Another federal judge has weighed in on the protracted battle over the constitutionality of the landmark healthcare reform act, moving the score to 3-2 in favor of President Barack Obama’s signature legislative achievement.
Judge Gladys Kessler of the U.S. District Court for the District of Columbia rejected a challenge to the Patient Protection & Affordable Care Act by the American Center for Law and Justice, a conservative legal group started by right-wing icon and former Republican presidential candidate Pat Robertson.
The plaintiffs argued that Obamacare “regulates inactivity” via the individual mandate by compelling Americans to buy health insurance or pay a penalty with their annual tax returns. Kessler scoffed at that argument, calling it “pure semantics.”
“This court finds the distinction, which plaintiffs rely on heavily, to be of little significance. It is pure semantics to argue that an individual who makes a choice to forgo health insurance is not ‘acting,’ especially given the serious economic and health-related consequences to every individual of that choice,” she wrote, according to court document. “Making a choice is an affirmative action, whether one decides to do something or not do something. They are two sides of the same coin. To pretend otherwise is to ignore reality.”
That aside, the judge added, people who opt not to but insurance are freeloaders who would unfairly deflect responsibility for their care onto the rest of society.
“To put it less analytically, and less charitably, those who choose — and plaintiffs have made such a deliberate choice — not to purchase health insurance will benefit greatly when they become ill, as they surely will, from the free health care which must be provided by emergency rooms and hospitals to the sick and dying who show up on their doorstep,” Kessler wrote. “In short, those who choose not to purchase health insurance will ultimately get a ‘free ride’ on the backs of those Americans who have made responsible choices to provide for the illness we all must face at some point in our lives.”
The five plaintiffs &mdash Margaret Peggy Lee Mead, Charles Edward Lee, Susan Seven-Sky, Kenneth Ruffo and Gina Rodriguez — also argued that Obamacare would infringe their religious rights because “it requires them to perform an act that implies that they doubt God’s ability to provide for their health,” according to court documents. Kessler was not persuaded.
“First,” she wrote, “plaintiffs have failed to allege any facts demonstrating that this conflict is more than a de minimus burden on their Christian faith.
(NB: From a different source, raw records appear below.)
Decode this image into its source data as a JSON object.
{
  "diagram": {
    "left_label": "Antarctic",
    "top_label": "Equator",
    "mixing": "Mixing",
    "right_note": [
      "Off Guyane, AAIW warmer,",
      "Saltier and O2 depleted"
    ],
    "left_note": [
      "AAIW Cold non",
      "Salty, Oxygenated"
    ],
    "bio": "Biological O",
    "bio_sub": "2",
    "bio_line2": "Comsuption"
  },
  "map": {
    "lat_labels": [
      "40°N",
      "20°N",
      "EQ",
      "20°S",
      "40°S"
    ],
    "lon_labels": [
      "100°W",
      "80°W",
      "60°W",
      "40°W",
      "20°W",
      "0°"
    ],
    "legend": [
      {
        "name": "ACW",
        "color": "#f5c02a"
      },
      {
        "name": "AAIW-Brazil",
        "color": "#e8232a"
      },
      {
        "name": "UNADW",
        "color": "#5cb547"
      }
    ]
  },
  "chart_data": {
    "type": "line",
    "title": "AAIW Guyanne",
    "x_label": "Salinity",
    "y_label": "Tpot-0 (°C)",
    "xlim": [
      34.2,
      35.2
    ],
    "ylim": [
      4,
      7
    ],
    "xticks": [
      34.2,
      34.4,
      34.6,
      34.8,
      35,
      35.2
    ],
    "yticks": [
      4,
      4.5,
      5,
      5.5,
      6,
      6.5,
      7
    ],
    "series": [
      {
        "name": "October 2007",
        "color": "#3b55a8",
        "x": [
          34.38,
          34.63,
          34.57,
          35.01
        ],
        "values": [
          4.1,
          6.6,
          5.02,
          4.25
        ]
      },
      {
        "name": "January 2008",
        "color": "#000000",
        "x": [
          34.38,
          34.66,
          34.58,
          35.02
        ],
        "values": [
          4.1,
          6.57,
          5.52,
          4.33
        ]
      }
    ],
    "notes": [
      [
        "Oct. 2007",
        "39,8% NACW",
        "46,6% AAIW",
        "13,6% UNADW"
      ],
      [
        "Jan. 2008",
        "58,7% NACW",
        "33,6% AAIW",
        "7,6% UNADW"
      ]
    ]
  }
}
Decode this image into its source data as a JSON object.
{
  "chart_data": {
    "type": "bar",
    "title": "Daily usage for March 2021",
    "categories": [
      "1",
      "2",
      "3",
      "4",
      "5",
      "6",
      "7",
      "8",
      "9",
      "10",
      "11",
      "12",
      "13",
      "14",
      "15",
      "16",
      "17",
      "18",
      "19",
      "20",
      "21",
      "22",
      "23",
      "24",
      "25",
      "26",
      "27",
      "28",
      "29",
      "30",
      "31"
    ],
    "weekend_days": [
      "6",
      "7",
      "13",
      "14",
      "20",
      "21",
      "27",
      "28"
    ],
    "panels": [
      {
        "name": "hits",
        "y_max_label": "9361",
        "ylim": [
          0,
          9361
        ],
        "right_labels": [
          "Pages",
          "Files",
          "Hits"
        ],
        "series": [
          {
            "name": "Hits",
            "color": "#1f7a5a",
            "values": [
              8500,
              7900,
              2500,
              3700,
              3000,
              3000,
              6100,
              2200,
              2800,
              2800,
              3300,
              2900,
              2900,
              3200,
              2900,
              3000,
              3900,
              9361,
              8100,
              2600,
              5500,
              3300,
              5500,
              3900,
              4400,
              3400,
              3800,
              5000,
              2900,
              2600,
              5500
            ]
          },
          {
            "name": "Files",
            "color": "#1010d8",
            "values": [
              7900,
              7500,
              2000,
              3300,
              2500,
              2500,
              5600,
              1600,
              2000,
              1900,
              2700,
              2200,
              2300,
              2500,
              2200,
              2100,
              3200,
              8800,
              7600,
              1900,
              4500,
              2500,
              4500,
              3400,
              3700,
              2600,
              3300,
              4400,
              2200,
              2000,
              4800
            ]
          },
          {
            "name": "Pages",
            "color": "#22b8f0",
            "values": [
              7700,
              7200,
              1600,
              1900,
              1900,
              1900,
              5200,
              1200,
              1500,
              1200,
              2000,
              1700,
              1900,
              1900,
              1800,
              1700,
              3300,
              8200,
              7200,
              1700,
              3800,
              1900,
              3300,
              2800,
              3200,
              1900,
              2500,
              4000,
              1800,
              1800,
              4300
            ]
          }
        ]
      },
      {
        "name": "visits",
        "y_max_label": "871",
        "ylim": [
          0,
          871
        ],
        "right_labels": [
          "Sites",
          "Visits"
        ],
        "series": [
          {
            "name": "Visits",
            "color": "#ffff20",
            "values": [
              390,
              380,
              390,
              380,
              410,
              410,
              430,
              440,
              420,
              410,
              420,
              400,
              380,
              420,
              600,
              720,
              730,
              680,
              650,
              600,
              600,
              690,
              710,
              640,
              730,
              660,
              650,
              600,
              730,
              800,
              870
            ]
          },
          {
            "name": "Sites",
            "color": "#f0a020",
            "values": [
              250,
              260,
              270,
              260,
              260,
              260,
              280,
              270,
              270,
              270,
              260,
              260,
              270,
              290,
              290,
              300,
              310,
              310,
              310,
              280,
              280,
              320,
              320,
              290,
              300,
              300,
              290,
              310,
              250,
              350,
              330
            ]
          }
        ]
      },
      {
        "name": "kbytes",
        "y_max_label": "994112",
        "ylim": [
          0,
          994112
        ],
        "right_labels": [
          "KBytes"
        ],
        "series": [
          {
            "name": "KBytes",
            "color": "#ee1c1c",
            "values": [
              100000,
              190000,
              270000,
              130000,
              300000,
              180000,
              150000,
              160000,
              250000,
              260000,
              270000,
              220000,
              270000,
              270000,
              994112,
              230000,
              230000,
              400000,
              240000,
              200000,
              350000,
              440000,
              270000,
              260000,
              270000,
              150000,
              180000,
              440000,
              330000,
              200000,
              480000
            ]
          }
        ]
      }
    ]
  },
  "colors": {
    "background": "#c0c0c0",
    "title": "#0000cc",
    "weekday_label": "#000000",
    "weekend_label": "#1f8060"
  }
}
Second, it is unclear how [the Patient Protection & Affordable Care Act] puts substantial pressure on plaintiffs to modify their behavior and to violate their beliefs, as it permits them to pay a shared responsibility payment in lieu of actually obtaining health insurance. In fact, plaintiffs specifically allege … that they view this shared responsibility payment as ‘the lesser of two evils’ and therefore intend to pay it rather than purchase health insurance.”
The ruling by Kessler, named to the bench by former President Bill Clinton, marks the fifth time a federal court has weighed in on the constitutionality of the healthcare reform law — and the fifth time a decision has come down along strictly partisan lines.
In October, a Michigan judge and Democrat appointee dismissed a legal challenge to the law. That was followed by another favorable ruling in the U.S. District Court for Western Virgina by another judge appointed by Clinton and a ruling by Judge Henry Hudson of the U.S. District Court for Eastern Virginia (a Republican appointee) that the individual mandate, which would require most Americans to buy health insurance, was unconstitutional because it exceeds the federal government’s power to oversee interstate commerce (known as the “Commerce Clause”).
Last month, Judge Roger Vinson of the U.S. District Court for Northern Florida (the other GOP appointee) ruled the ruled the entire law unconstitutional but stopped short of immediately halting its implementation.
Legal experts — including Kessler, according to her ruling — think the question will ultimately be decided by the U.S. Supreme Court.